Sunday, August 07, 2005

Intermissions: There have been big gaps in my messages here, because so little has really changed. Am I surprised that American forces are abducting and torturing people, just like the despot they replaced? No. Am I thrilled that two of the three Iraqi groups turned out to vote for pro-fundamentalist parties who want the US out ASAP and religious-based law? No. Can I bear to read the daily death tolls? No. Is it thrilling that Americans, happy to claim the election as their sole victory, are now eager to wash their hands of the country and leave it in ruins, with a few massive military bases in place (complete with bowling alleys, apartments, movie theaters, and other things for US personnel only)?? Guess.

There are headlines enough of 'more of the same,' and so I've just been tagging those that have interested me, rather than trying to link to ALL of the major stories.

I'm tired of looking at what the warmongers achieved: war, death, ruin, hate, and hopelessness. It hurts.

*

Speaking of hurting, I finally had a chance to see the film Hotel Rwanda, about the genocide there.
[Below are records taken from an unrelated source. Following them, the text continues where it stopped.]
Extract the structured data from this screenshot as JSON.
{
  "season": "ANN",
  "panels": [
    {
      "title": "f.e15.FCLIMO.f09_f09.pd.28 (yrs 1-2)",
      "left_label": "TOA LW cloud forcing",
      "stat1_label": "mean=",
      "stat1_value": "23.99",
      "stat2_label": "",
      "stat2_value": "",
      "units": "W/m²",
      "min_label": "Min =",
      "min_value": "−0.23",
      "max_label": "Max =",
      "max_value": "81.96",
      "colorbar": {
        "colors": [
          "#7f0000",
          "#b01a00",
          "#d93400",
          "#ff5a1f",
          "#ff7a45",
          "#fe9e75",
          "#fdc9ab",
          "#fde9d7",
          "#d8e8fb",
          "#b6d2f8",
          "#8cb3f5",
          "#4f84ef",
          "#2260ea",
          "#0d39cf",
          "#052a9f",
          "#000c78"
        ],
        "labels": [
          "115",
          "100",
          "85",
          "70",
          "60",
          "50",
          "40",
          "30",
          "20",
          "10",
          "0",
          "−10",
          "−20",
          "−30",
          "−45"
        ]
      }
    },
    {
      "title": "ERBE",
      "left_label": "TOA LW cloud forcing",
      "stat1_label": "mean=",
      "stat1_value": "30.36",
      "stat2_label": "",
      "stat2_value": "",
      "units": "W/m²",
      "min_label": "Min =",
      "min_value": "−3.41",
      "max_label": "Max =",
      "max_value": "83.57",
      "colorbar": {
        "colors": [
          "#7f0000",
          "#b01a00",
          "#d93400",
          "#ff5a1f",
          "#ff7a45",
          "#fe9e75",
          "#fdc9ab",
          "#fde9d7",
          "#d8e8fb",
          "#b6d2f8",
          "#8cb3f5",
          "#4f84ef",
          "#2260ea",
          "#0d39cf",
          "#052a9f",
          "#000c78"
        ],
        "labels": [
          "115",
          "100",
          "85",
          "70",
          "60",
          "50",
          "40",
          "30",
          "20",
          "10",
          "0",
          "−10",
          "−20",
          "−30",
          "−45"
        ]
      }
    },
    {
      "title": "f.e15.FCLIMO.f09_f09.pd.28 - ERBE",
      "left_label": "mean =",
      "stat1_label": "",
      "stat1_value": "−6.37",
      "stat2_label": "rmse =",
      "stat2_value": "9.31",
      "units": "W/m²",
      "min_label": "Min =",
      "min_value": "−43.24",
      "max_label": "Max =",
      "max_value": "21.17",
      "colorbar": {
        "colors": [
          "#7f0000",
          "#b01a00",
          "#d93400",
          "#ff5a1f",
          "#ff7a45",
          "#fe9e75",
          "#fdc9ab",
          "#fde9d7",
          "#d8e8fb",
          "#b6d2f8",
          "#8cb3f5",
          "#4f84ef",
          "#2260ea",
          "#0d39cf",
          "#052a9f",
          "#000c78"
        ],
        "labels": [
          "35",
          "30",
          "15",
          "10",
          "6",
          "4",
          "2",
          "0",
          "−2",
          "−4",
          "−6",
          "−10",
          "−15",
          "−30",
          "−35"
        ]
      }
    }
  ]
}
European colonizers chose to divide their subjects along imaginary ethnic lines, sowing division and playing favorites and encouraging intergroup exploitation. When they left (and at the time the movie is set in), the masses were able to act out their hatreds. When waves of retribution killings began, the US and other nations chose to do nothing. Millions died.

Now, the same conflict has spilled over into neighboring countries, and the US... doesn't care. The US government has been too busy denying that genocide is occurring in the Sudan to pay much attention. The US is also still pretending to be really upset about massacres Saddam Hussein engaged in during the Reagan Administration, even though at the time the US was eager to appease Iraq, and in response to the massacres only signed a UN resolution from condemning chemical weapons attacks generally, refusing to name Iraq (gwu.edu) or the specific, cruel massacres that come up so often in rhetoric now.

Also, the US doesn't seem too upset about Turkey doing bad things to Kurds: only the former Iraqi government's crimes seem worth attending to.

Having no credibility on humanitarian grounds, I'd like the phrase "humanitarian grounds" to simply stop appearing in reports on Iraq, lest the reporting be perceived as sarcasm.